Я чувствую себя так, словно попала под поезд, и не знаю, что с собой делать, потому что я и причина, и жертва. Джош стал случайным пострадавшим. Когда он снова смотрит на меня, его глаза непроницаемы, и я понятия не имею, о чем он думает. Я эмоционально истощена. У меня кружится голова, и я изо всех сил пытаюсь привести в порядок хоть какие-то связные мысли в своей спутанной голове.
С трудом сглатываю, холодный пот покалывает кожу. Простое движение плеч назад придает мне немного сил, и я провожу рукой по глазам, раздраженная несколькими прядями волос, которые не слушаются меня.
— Мне так много нужно тебе сказать, и не знаю, поймешь ли, но я должна сказать тебе правду.
Джош недоволен.
— Хорошо, — говорит он, растягивая гласную. — Я хочу знать о тебе все. Хорошее, плохое и, я подозреваю, уродливое – все это сделало тебя той невероятной женщиной, какой ты являешься, — его рука тянется к моей, но я все еще не могу позволить ему прикоснуться ко мне. — Скажи мне, что ты скрываешь, Эмерсон.
Закрыв глаза на мгновение и сделав глубокий вдох, я говорю:
— Когда мне было восемнадцать, меня и моего друга ограбили. Деньги, которые я получила за тот рисунок, что висит в доме твоей матери, были украдены вместе со всем моим миром. Единственная причина, по которой меня не изнасиловали и, скорее всего, не убили, в том, что они запаниковали, когда поняли, что Мереки не дышит. Он потерял сознание, пытаясь спасти меня, и его голова ударилась о тротуар. Он умер в безлюдном переулке, в нескольких метрах от того места, где я лежала без сознания, — слова вылетают так быстро, что у меня кружится голова.
Краска отхлынула от лица Джоша.
— Боже, Эмерсон. Ты говорила с ним так, будто он все еще здесь, — он трет ладонями глаза.
— Давай присядем, — говорю я, указывая на диван.
Сделав глубокий вдох, я начинаю с самого начала. Я кратко описываю ему свои первые десять лет и свою далеко не идеальную семейную жизнь. Затем я рассказываю историю о том, как наткнулась на рынок и нашла свою любовь к искусству после того, как убежала от Джейкоба Смита.
Джош снова тянется к моей руке, но я не позволяю ему взять ее. Я висела на волоске, и его прикосновение могло бы разрушить.
— Я обрела своего первого настоящего друга несколько недель спустя на берегу реки, занимаясь галечным искусством, — Джош смотрит на меня с мягкостью, желая продолжения. — Мы с Мереки были неразлучны, и наши отношения превратились в нечто большее, когда нам было семнадцать лет, и мы полюбили друг друга.

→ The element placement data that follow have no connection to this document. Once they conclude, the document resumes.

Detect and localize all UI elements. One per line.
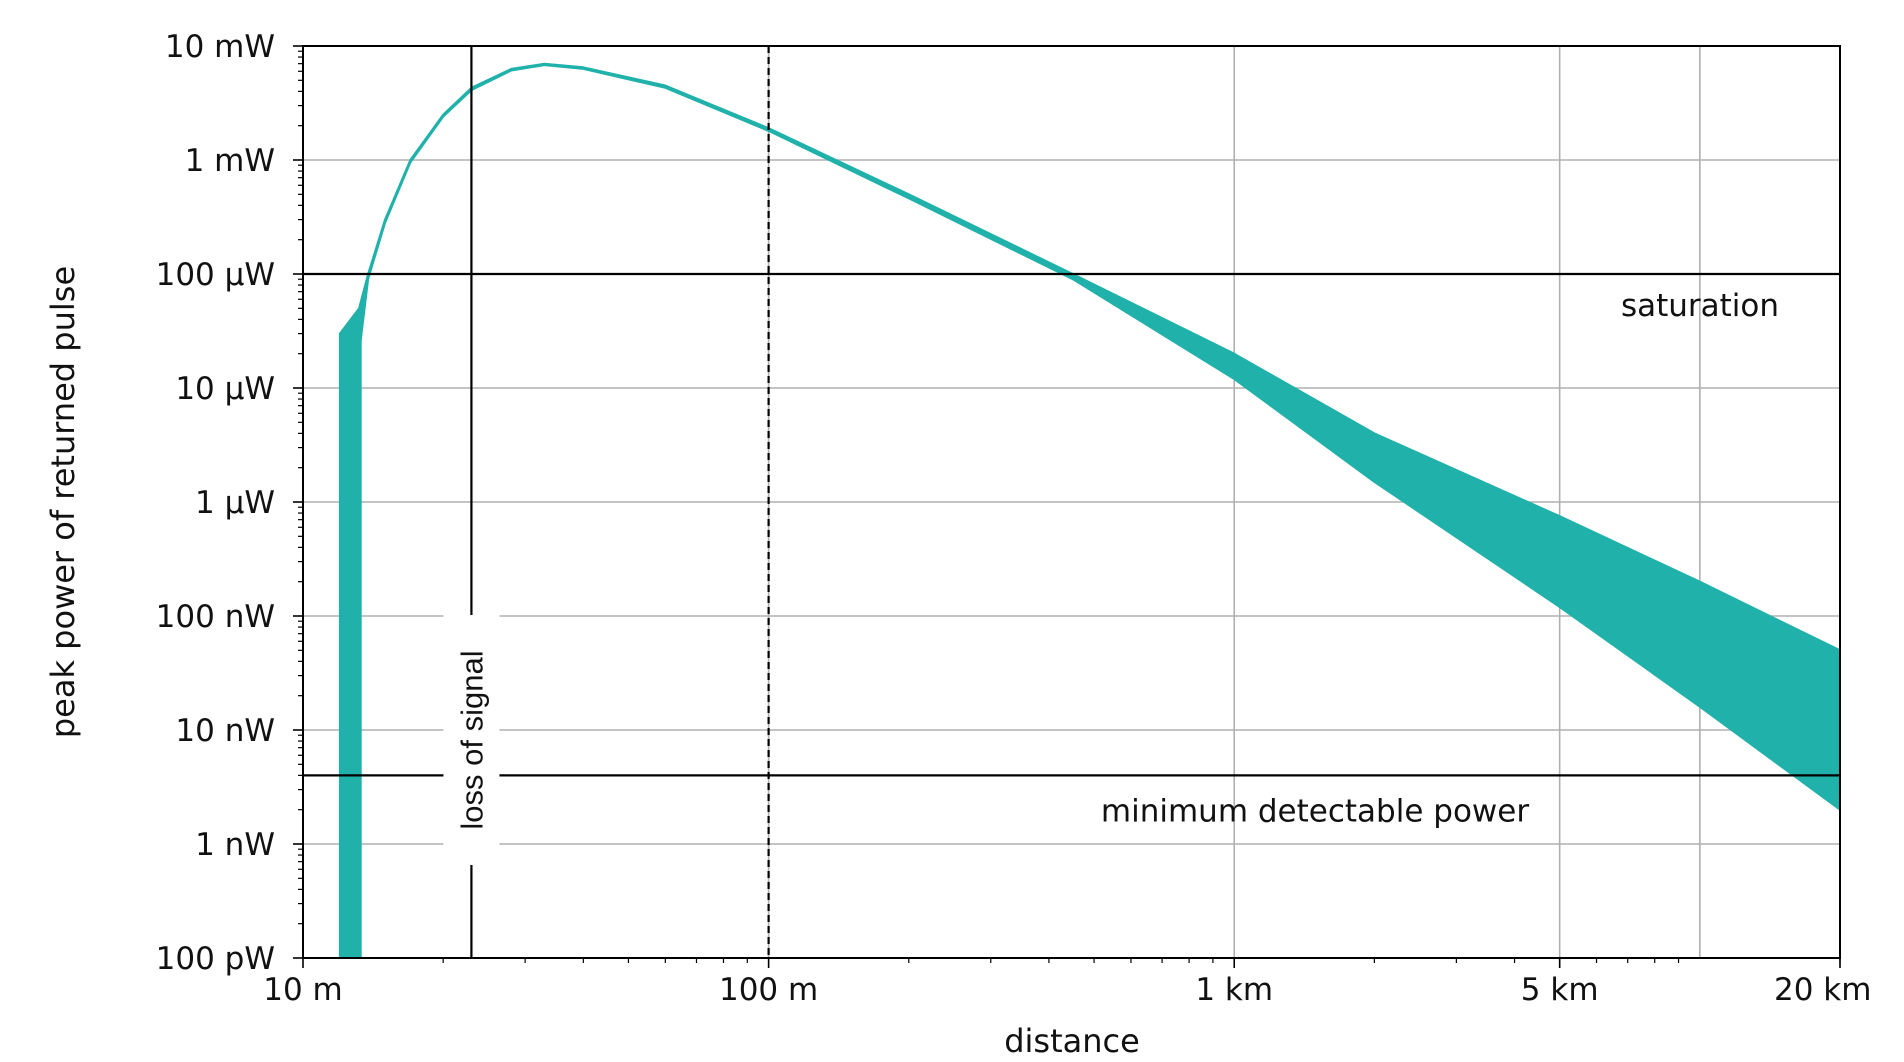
x-tick-label: 20 km: [1774, 972, 1871, 1008]
x-tick-label: 1 km: [1195, 972, 1273, 1008]
x-tick-label: 5 km: [1521, 972, 1599, 1008]
x-tick-label: 100 m: [719, 972, 818, 1008]
tick-labels: 10 mW 1 mW 100 μW 10 μW 1 μW 100 nW 10 nW 1 nW 1…: [156, 29, 1872, 1008]
y-tick-label: 10 μW: [175, 371, 275, 407]
y-tick-label: 10 nW: [175, 713, 275, 749]
y-tick-label: 100 pW: [156, 941, 275, 977]
y-tick-label: 1 mW: [185, 143, 275, 179]
major-ticks: [293, 45, 1841, 968]
y-tick-label: 100 nW: [156, 599, 275, 635]
y-tick-label: 1 nW: [195, 827, 275, 863]
x-axis-title: distance: [1004, 1022, 1140, 1060]
annotations: saturation minimum detectable power loss o…: [443, 288, 1779, 865]
x-tick-label: 10 m: [263, 972, 343, 1008]
min-detectable-power-label: minimum detectable power: [1101, 793, 1529, 829]
y-tick-label: 10 mW: [165, 29, 275, 65]
reference-lines: [303, 46, 1840, 958]
y-tick-label: 100 μW: [156, 257, 275, 293]
y-tick-label: 1 μW: [195, 485, 275, 521]
power-band: [338, 62, 1841, 959]
loss-of-signal-label: loss of signal: [454, 650, 489, 829]
y-axis-title: peak power of returned pulse: [44, 266, 82, 738]
saturation-label: saturation: [1621, 288, 1779, 324]
loss-of-signal-label-box: [443, 615, 500, 865]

Джош слегка откидывается назад. Не сильно, но это заметно. Ни один мужчина не хочет слышать о бывшем, не говоря уже о том, что стоит на неприкасаемом пьедестале.
— Как долго вы были вместе? — спрашивает он срывающимся от волнения голосом.
Он задает один-единственный вопрос, почему этот разговор такой чертовски трудный.
— Недостаточно долго, — честно отвечаю я.
Джош еще больше откидывается назад, как будто пришел к какому-то выводу сам.
— Ты ведь все еще любишь его?
Я оглядываю комнату в поисках руководства. Может быть, я ищу силу Мереки. О, какая ирония судьбы.
— Мереки был всей моей жизнью с десяти лет, и все хорошие качества, которые ты, кажется, видишь во мне, благодаря ему.
Он отрицательно качает головой.
— Я в это не верю.
— Извини?
— Ты такая сама по себе.
Я яростно трясу головой.
— Это неправда.
Неловкое молчание повисает между нами, и я очень хочу, чтобы мой палец на самом деле мог вырыть дыру в ковре, чтобы поглотить меня.
— Мне нужно рассказать остальную часть моей истории, — я говорю шепотом, а сердце болит.
— Можно я сначала кое-что скажу? — спрашивает он.
Я киваю с тихим облегчением.
— Мне тридцать один год, и ты первая женщина, в которой я не мог или не захотел найти существенный недостаток. Все мои серьезные отношения закончились, потому что я ждал тебя, не осознавая этого, — он съеживается. — Не думаю, что идеален, но я всегда искал ту, кто была бы идеальной для меня. Знаешь, есть разница.